Rewolucja? Jake Paul podpisał kontrakt z PFL, będzie startował w specjalnej kategorii super-walk!
Jake Paul podpisał obejmujący wiele walk kontrakt z organizacją Professional Fighters League.
Wojujący dotychczas w formule bokserskiej – z powodzeniem, bo wygrał wszystkie walki, jakie dotychczas stoczył, ostatnio w pokonanym polu zostawiając samego Andersona Silvę – Jake Paul idzie w MMA. Kontrowersyjny Amerykanin podpisał kontrakt z organizacją Professional Fighters League, co ogłosił w swoich mediach społecznościowych.
Nie znaczy to jednak, że Paul rezygnuje z boksu – zamierza bowiem łączyć starty w obu dyscyplinach.

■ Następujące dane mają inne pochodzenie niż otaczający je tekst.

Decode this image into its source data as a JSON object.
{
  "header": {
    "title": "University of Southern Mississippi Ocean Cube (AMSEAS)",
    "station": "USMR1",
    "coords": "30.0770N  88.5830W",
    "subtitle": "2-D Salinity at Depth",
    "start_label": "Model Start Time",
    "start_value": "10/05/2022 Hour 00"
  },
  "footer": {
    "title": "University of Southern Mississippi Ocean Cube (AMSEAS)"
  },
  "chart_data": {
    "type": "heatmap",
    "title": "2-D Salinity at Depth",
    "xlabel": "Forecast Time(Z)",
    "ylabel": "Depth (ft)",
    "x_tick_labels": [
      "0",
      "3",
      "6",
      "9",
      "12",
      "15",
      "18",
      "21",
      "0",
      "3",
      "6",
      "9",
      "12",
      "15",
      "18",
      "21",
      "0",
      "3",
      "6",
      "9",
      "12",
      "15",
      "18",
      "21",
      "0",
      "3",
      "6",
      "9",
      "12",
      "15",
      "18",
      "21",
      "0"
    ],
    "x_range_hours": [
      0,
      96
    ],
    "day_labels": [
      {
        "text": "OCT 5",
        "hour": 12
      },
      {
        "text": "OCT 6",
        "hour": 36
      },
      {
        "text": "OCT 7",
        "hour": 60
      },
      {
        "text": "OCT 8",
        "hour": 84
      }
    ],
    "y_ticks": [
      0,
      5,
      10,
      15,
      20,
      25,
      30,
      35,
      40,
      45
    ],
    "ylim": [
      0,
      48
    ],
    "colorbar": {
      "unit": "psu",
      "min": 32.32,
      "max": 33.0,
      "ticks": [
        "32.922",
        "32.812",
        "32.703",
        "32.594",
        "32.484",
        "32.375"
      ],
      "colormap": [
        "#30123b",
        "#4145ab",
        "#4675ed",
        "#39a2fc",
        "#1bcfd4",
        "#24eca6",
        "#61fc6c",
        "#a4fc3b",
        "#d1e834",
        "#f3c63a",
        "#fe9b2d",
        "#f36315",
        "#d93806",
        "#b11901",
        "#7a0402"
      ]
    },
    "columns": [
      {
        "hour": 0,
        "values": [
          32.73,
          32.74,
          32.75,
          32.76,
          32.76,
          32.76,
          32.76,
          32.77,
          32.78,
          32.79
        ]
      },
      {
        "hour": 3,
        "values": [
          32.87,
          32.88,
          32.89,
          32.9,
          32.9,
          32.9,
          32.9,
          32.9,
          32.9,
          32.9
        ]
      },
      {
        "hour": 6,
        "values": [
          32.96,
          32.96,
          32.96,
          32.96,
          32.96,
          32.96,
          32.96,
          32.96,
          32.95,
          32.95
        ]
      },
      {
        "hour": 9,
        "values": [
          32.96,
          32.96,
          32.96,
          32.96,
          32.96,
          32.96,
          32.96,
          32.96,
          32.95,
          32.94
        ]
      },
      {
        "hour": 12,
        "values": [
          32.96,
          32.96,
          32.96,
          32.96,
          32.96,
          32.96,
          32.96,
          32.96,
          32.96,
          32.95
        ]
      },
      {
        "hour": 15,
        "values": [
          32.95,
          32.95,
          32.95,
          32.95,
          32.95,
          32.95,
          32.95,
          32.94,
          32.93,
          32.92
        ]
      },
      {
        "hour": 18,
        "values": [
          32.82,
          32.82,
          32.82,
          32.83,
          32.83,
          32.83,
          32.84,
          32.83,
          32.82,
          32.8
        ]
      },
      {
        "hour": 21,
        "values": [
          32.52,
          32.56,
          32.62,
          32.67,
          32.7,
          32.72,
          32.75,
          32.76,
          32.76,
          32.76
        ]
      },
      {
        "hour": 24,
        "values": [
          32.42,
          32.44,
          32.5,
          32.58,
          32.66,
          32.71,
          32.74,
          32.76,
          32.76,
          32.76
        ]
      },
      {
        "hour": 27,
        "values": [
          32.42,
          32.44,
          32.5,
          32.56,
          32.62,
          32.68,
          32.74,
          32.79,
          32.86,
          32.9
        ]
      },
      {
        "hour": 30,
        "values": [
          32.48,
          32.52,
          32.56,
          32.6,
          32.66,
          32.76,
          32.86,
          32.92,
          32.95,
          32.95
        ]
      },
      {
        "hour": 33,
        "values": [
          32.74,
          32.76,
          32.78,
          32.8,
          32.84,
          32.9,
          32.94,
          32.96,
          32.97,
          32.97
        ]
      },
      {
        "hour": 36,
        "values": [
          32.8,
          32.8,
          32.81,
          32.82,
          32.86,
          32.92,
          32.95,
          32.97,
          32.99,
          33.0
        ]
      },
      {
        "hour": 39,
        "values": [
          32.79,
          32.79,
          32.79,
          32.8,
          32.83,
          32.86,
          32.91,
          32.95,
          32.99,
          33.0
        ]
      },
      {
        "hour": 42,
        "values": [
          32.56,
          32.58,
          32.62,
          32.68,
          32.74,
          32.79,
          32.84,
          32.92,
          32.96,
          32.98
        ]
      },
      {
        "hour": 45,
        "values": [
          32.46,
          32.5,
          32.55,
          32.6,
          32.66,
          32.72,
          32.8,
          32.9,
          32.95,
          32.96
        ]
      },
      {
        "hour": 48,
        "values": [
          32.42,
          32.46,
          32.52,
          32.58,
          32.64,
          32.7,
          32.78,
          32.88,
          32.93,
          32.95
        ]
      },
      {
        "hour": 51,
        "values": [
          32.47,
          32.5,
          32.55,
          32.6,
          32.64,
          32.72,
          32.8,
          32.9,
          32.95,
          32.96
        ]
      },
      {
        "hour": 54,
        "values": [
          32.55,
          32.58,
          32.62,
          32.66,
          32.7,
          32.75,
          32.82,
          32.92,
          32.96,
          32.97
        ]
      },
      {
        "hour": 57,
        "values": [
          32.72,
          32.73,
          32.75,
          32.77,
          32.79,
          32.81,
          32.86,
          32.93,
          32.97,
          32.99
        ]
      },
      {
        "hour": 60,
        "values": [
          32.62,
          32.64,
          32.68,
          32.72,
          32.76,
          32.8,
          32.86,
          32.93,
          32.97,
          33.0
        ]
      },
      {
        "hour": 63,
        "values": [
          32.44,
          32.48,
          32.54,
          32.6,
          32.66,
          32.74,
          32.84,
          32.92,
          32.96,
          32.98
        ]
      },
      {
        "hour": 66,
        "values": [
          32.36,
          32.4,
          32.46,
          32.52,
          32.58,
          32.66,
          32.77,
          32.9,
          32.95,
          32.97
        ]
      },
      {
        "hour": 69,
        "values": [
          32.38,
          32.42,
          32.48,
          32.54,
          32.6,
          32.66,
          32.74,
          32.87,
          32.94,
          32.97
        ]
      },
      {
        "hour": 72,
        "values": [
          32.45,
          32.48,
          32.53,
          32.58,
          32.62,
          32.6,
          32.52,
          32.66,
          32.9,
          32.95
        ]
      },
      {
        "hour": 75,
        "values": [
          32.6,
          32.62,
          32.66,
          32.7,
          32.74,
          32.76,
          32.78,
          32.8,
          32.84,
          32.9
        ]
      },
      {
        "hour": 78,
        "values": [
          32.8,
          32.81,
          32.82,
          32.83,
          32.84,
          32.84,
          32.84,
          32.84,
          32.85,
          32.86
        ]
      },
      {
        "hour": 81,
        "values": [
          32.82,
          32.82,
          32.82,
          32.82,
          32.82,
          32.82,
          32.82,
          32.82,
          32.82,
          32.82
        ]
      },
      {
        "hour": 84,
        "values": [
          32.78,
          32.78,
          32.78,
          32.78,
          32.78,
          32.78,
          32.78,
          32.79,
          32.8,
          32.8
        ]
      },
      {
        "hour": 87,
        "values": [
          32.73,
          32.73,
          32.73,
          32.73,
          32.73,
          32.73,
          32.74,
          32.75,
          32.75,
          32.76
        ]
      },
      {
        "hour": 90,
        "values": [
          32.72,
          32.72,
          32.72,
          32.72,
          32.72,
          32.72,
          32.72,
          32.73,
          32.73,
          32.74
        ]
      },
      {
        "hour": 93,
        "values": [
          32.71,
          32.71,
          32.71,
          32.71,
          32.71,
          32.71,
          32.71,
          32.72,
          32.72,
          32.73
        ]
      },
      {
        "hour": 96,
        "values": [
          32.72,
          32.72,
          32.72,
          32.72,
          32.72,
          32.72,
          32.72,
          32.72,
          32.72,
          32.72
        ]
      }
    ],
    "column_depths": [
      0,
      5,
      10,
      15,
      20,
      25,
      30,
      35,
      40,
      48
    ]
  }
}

Pod sztandarem PFL 26-latek będzie występował w specjalnie na okoliczność jego angażu utworzonej dywizji pod nazwą Super Fight. Gale z walkami w tejże dywizji będą dostępne za pośrednictwem systemu PPV i dystrybuowane przez ESPN oraz DAZN. Ich uczestnicy będą otrzymywać 50% ze sprzedaży PPV.
– Chodzi o zmianę MMA – powiedział Paul w wywiadzie dla NYT. – Rozbicie schematów, innowacyjność, stworzenie dużej ligi.
– Rozbiłem już schematy w boksie, a teraz pora na MMA. Wiem, że to niezwykle ciężki sport. Wiem, że nie będzie łatwo, ale jeśli mogłem tego dokonać w boksie, mogę zrobić to także w MMA.
Jake Paul zdążył już ponowić zaproszenie do walki Nate’owi Diazowi, proponując mu kontrakt na dwie walki – pierwszą w formule bokserskiej, drugą na zasadach MMA. Stocktończyk nie odniósł się póki co do tej propozycji. Gotowość na przywitanie celebryty w szeregach PFL wyraził natomiast były mistrz wagi lekkiej UFC Anthony Pettis.
Póki co nie wiadomo natomiast, kiedy Paul zadebiutuje w PFL. Szef organizacji Donn Davis nie wyklucza, że może do tego dojść dopiero… na początku przyszłego roku.